Forget the Salem witch trials, this is the story of a witch trial that was ten times bigger. The Basque Witch Trials – that occurred decades before Salem – was by far the biggest witch trial in history. Thousands of people were investigated by the inquisition. Tales of demonic worship, black sabbaths, and possession scandalised the 17th century public.
One woman claimed she was transformed into a house fly to make her way to orgiastic black sabbaths in the forest at night!
The Basque Witch Trials – unprecedented investigation!
Between 1608 and 1614, the Spanish Inquisition launched the biggest witch trial in history in the Basque country. Over 2,000 women – and men and children – were rounded up, imprisoned, tortured, and some were burned at the stake. This was ten times more than the number of people questioned in the Salem witch hunts in the 1690s. Some historians estimate that an astonishing 7,000 people were interrogated.
The lead inquisitor was Alonso de Salazar Frias. He toured the Basque Country (which straddles France and Spain) identifying witches. To his horror, he found a widespread belief in pre-Christian gods and spirits such as the Basque mother goddess Mari, a goat spirit called Akerbeltz, and siren-like creature who dwelt near rivers termed Lamiaks. The latter were beautiful, long-haired women with webbed duck feet who seduced men to their ruin.
Women possessed by Satan
There was clear evidence of witches flying through the skies. Salazar wrote they were usually on their way to a demonic Sabbath. Juana de Echegui confessed she adopted the form of a housefly while Catalina de Sastrearena became a raven. Marie Dindarte said the devil gave her lift to the sabbath.
Catalina de Aresu and Isabel de Castro had been present when the witches had conjured up storms. A local priest, Domingo de Velasco, confirmed that recent freak weather events had not been natural but “brewed up by the witches”.
Smashing up churches
Several of the accused claimed that Midsummers Eve, referred to by the church as Saint John’s Eve, was very important to them. In the village of Zugarramurdi, they would smash up churches, tear down crucifixes, and place holy statues face down. Salazar Frias was told that the Devil instructed the witches that hell wouldn’t hurt them any more than a normal fire and for that reason, they lit fires and danced through them.
In 1610, out of two thousand suspects, six witches were burned alive and five in effigy – because they had died in prison. The Basque Witch Trials were then suspended while the inquisitors got more evidence. Salazar Frias carried with him an ‘edict of grace’ offering a pardon to those who turned evidence on witches in their communities.

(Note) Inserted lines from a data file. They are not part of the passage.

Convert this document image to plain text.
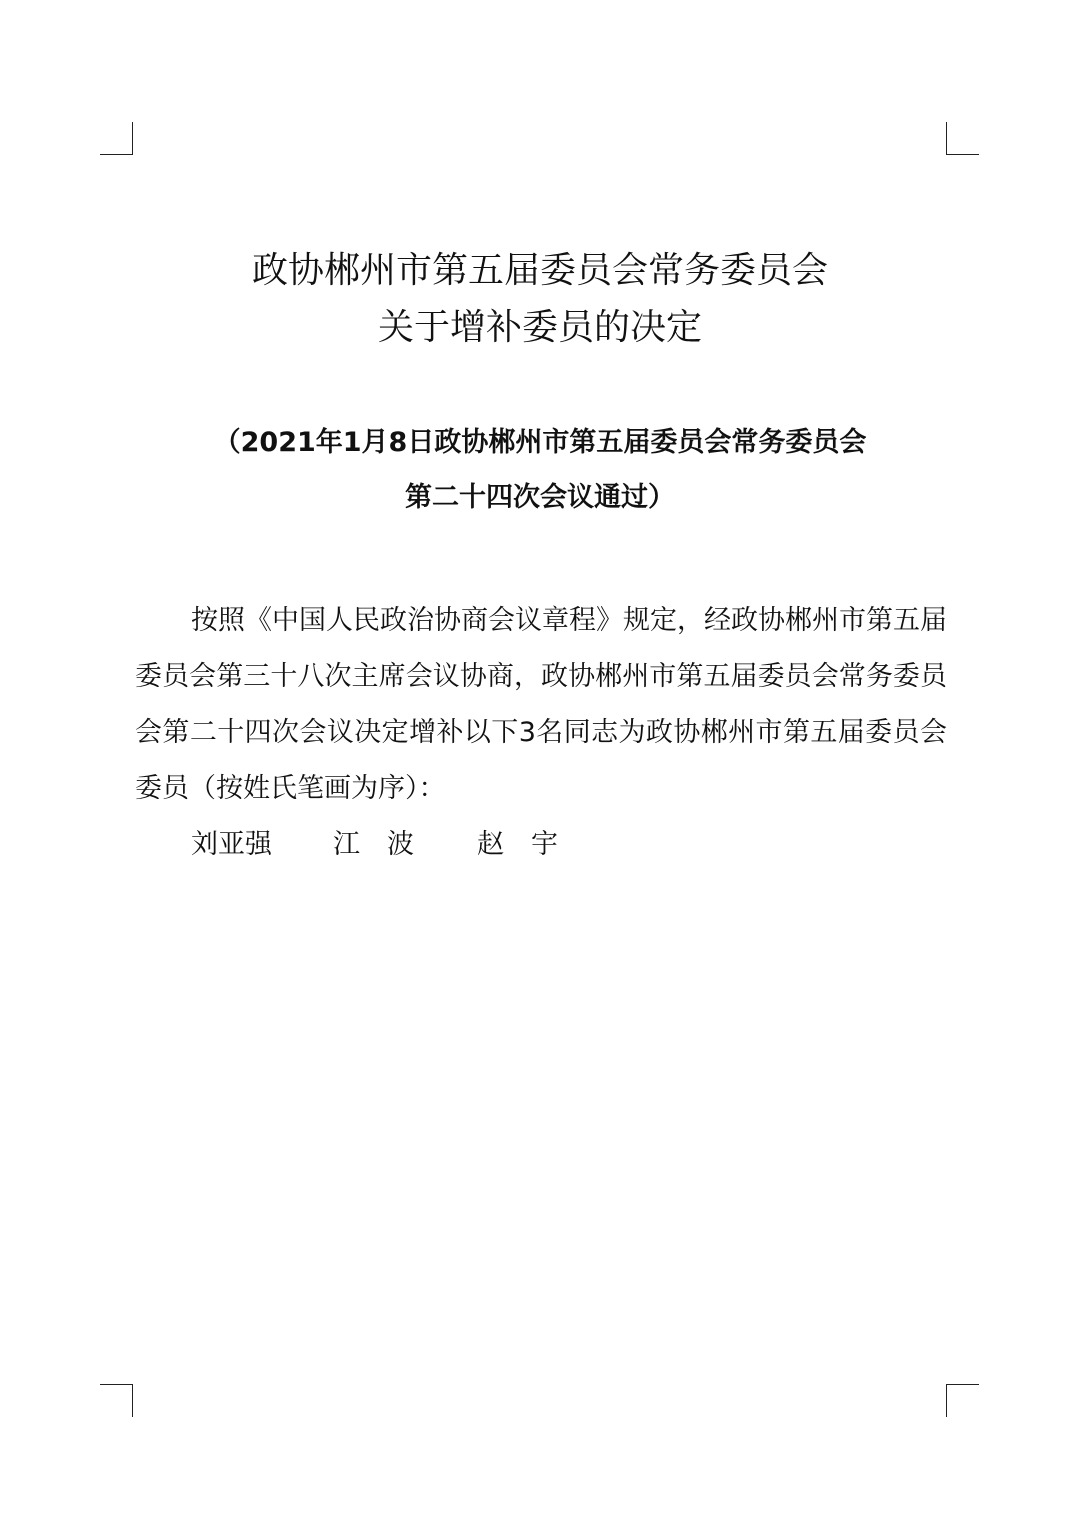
政协郴州市第五届委员会常务委员会
关于增补委员的决定
（2021年1月8日政协郴州市第五届委员会常务委员会
第二十四次会议通过）

按照《中国人民政治协商会议章程》规定，经政协郴州市第五届委员会第三十八次主席会议协商，政协郴州市第五届委员会常务委员会第二十四次会议决定增补以下3名同志为政协郴州市第五届委员会委员（按姓氏笔画为序）：

刘亚强	江波	赵宇
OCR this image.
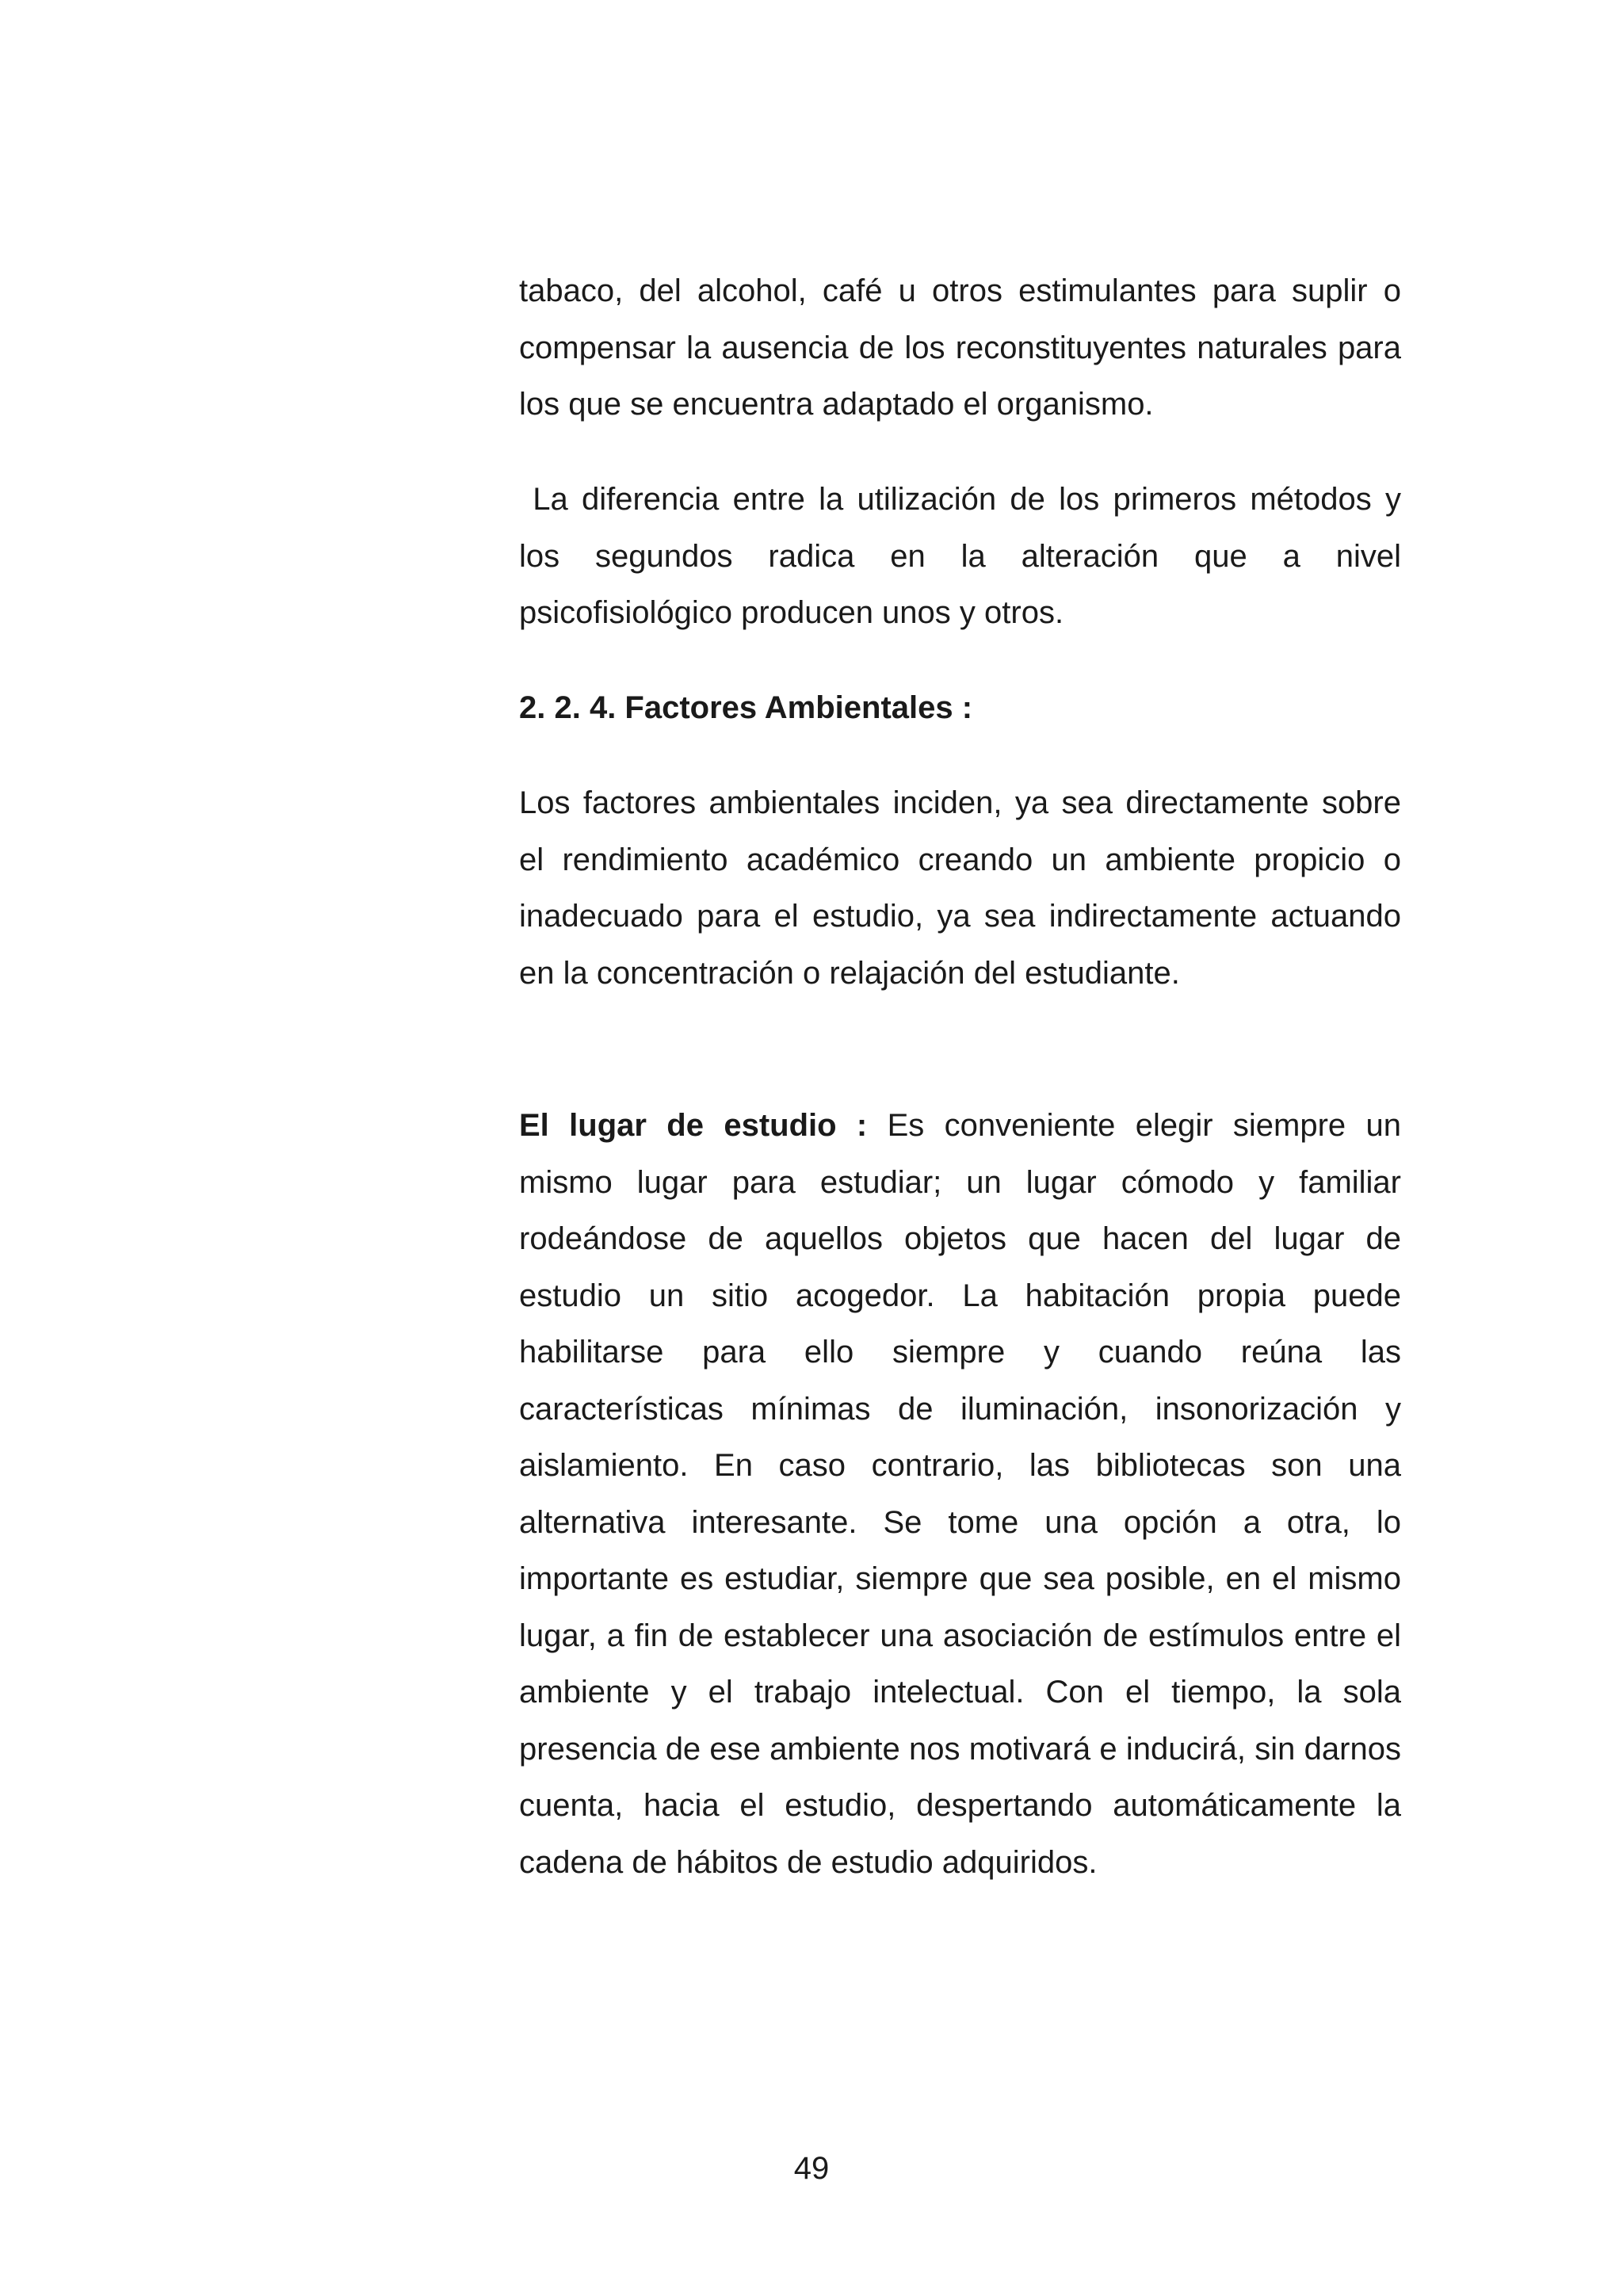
tabaco, del alcohol, café u otros estimulantes para suplir o compensar la ausencia de los reconstituyentes naturales para los que se encuentra adaptado el organismo.

La diferencia entre la utilización de los primeros métodos y los segundos radica en la alteración que a nivel psicofisiológico producen unos y otros.

2. 2. 4. Factores Ambientales :

Los factores ambientales inciden, ya sea directamente sobre el rendimiento académico creando un ambiente propicio o inadecuado para el estudio, ya sea indirectamente actuando en la concentración o relajación del estudiante.

El lugar de estudio : Es conveniente elegir siempre un mismo lugar para estudiar; un lugar cómodo y familiar rodeándose de aquellos objetos que hacen del lugar de estudio un sitio acogedor. La habitación propia puede habilitarse para ello siempre y cuando reúna las características mínimas de iluminación, insonorización y aislamiento. En caso contrario, las bibliotecas son una alternativa interesante. Se tome una opción a otra, lo importante es estudiar, siempre que sea posible, en el mismo lugar, a fin de establecer una asociación de estímulos entre el ambiente y el trabajo intelectual. Con el tiempo, la sola presencia de ese ambiente nos motivará e inducirá, sin darnos cuenta, hacia el estudio, despertando automáticamente la cadena de hábitos de estudio adquiridos.

49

But as the months passed, Salazar Frias became disillusioned. In 1614, he sent his voluminous files to the Inquisitor-General in Madrid who ordered an immediate halt to all activity. After this, the Spanish Inquisition showed less interest in witch hunts having more bitten off more than it could chew in the Basque country.
However, on the French side of the Basque country, another inquisitor was showing far more determination than Salazar Frias, who had got cold feet. The Basque Witch Trials were far from over!
The dreadful Pierre de Lancre
A French inquisitor from Bordeaux, Pierre de Lancre, had written three books on witchcraft. De Lancre believed that Satan avoided sex with single women, preferring to tempt married women. He also said that demonic children were usually the product of incest between mothers and sons – though it sometimes happens after sex between a he-goat (the Devil in disguise) and a witch.
He oversaw The Basque Witch Hunt in the French half of the Basque country, from 1609, that was far more blood soaked than the Spanish investigation led by Salazar Frias across the border.
It all began when the Lord of Urtubi was accused of being a witch. He asked De Lancre to come and prove his innocence. But in just under a year, De Lancre had managed to burn seventy people at the stake for witchcraft, including several priests. He estimated that there were three thousand witches in the vicinity, which was 10% of the population.
De Lancre wrote that an accused, Jeanette d’Abadie, “saw witches transform themselves into wolves, dogs, cats, and other animals”. Then by washing their hands (or paws) with “some kind of water from a jar” they transformed back into themselves. A young girl, María de Ximildegui, had been taken to a party by a friend, Catalina, in 1606 or 1607 and it turned out to be a witches’ sabbath with the devil seated on a throne in the middle.
Families in the area were so terrified, De Lancre wrote, that they slept in churches so that witches wouldn’t kidnap their children, take them to sabbaths, feast on their dead bodies, or have intercourse with the devil. In 1612, De Lancre even produced a report – Tableau de l’Inconstance des Mauvais Anges et Démons – that included a fold-out engraving of naked feasting, devil-worshipping, and lewd acts – all intended to be instructive of course.